Wrong Climate for Big Dams
Destroying Rivers Will Worsen Climate Crisis
Proponents of large dams, hoping to capitalize on concern for climate change, are promoting a major expansion of large dams in developing countries. Yet large dams are highly vulnerable to climate change, which is changing rivers in ways we cannot predict. At the same time, healthy rivers are critical for helping people adapt to a changing climate. We need a water and energy revolution that dramatically cuts climate pollution and preserves the planet’s lifelines.
Reducing climate pollution and eradicating poverty are two of the biggest challenges facing the world today. Large dams are the wrong response to both of these pressing problems for the following reasons:
River flows are increasingly unpredictable. Large dams have always been based on the assumption that future stream-flow patterns will mirror those of the past, but this is no longer true. Climate change has begun to significantly and unpredictably change precipitation patterns. On the one hand, more frequent droughts will make many hydropower projects uneconomic, while on the other, more extreme rainfall will increase siltation of dams (reducing their useful lifetimes) and increase the risk of dam failures and catastrophic flood releases.
Dam reservoirs emit greenhouse gases. In the tropics, dam reservoirs are a globally significant source of one of the most potent gases, methane.
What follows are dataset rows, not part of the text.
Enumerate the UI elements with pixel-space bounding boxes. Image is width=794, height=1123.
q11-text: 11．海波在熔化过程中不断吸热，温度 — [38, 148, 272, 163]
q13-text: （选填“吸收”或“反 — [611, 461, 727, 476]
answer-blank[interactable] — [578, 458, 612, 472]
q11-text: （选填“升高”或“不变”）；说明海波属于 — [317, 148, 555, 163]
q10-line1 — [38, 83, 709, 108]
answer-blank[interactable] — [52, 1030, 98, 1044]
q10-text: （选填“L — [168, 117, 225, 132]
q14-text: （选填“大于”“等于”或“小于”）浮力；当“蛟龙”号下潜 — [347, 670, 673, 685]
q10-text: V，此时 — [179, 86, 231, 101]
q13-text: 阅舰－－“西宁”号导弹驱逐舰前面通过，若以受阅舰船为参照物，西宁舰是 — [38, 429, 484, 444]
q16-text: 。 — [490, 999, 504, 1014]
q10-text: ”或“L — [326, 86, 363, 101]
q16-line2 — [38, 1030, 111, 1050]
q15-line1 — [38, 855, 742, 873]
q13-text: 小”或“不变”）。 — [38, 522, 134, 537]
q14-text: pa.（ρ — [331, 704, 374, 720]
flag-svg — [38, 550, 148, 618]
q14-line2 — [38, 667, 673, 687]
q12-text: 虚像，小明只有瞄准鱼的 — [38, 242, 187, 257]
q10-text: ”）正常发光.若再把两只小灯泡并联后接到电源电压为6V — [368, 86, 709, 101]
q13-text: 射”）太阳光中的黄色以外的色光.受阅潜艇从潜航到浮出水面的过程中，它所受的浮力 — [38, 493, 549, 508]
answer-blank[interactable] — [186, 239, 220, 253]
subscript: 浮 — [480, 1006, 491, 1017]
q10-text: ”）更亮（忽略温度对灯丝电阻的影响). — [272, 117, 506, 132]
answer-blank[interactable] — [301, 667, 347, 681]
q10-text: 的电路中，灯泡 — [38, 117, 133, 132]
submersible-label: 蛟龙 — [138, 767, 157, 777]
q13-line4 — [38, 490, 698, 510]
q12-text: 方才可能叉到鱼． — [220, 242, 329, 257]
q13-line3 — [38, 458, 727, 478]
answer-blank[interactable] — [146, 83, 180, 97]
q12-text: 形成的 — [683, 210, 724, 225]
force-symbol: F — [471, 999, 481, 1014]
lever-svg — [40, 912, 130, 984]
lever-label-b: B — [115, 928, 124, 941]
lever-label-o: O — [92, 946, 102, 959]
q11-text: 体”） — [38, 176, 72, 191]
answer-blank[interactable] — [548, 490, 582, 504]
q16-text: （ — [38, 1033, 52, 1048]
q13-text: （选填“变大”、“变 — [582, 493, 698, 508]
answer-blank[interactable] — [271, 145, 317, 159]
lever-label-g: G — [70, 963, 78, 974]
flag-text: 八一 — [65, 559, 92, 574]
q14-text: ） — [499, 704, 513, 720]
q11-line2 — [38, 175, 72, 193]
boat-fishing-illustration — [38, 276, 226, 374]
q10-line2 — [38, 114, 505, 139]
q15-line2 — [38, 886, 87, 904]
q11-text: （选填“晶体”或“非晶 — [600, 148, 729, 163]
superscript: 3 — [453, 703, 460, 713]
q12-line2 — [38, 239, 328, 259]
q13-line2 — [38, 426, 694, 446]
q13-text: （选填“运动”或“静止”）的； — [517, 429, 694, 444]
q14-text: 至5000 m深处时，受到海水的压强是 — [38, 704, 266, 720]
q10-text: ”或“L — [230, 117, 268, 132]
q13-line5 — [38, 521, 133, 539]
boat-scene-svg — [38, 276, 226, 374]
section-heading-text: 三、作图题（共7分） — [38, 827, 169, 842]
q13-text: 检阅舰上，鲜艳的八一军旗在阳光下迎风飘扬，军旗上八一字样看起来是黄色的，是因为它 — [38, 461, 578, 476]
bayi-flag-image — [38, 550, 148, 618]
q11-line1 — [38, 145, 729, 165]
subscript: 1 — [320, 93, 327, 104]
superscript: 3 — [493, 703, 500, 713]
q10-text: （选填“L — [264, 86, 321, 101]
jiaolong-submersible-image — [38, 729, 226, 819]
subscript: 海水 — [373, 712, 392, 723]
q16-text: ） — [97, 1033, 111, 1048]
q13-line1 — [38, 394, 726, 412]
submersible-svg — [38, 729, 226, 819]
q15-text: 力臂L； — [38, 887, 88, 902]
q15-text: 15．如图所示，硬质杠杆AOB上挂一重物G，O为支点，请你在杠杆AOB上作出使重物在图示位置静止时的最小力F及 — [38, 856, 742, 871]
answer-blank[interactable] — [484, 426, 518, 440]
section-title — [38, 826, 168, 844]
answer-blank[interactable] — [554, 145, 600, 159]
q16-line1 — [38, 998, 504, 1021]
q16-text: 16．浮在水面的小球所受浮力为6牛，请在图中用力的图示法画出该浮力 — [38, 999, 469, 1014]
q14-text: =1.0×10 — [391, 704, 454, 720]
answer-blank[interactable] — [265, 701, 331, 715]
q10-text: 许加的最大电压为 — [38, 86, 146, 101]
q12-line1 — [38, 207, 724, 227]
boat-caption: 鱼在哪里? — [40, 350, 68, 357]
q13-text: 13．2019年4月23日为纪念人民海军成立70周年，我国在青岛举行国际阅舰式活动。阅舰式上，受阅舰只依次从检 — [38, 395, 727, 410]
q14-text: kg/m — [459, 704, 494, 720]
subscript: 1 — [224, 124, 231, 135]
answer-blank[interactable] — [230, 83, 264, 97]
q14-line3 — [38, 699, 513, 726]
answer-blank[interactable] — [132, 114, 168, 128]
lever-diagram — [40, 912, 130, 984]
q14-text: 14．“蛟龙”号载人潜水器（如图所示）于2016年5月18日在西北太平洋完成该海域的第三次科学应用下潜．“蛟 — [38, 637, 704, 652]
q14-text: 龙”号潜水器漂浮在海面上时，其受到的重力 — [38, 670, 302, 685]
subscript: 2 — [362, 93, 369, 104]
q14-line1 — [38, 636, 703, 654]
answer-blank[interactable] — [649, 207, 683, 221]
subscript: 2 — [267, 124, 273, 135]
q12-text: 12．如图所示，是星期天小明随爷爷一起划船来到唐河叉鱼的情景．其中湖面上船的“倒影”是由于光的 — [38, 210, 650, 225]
Even outside of the tropics, some dams can be significant sources of methane. Meanwhile, free-flowing rivers play a crucial role in helping trap carbon.
Healthy rivers are critical for supporting life on Earth. Big dams make it harder for people and ecosystems downstream of dams to adapt to climate change by reducing water quality and quantity, drying up forests and wetlands, flooding productive land, and destroying fisheries.
Due to widespread damming, healthy rivers are becoming an endangered species – just when we need them the most. Yet hundreds of new large dams are being proposed for key rivers, particularly in the Global South. A global dam boom poses huge risks to the natural support systems that we all depend on, and will make it harder for all life on Earth to adapt to a warming world. Instead of damming the world's rivers, it is both possible and practical to develop climate-safe energy and water supply systems that improve lives, share the development wealth, and help us weather the coming storm.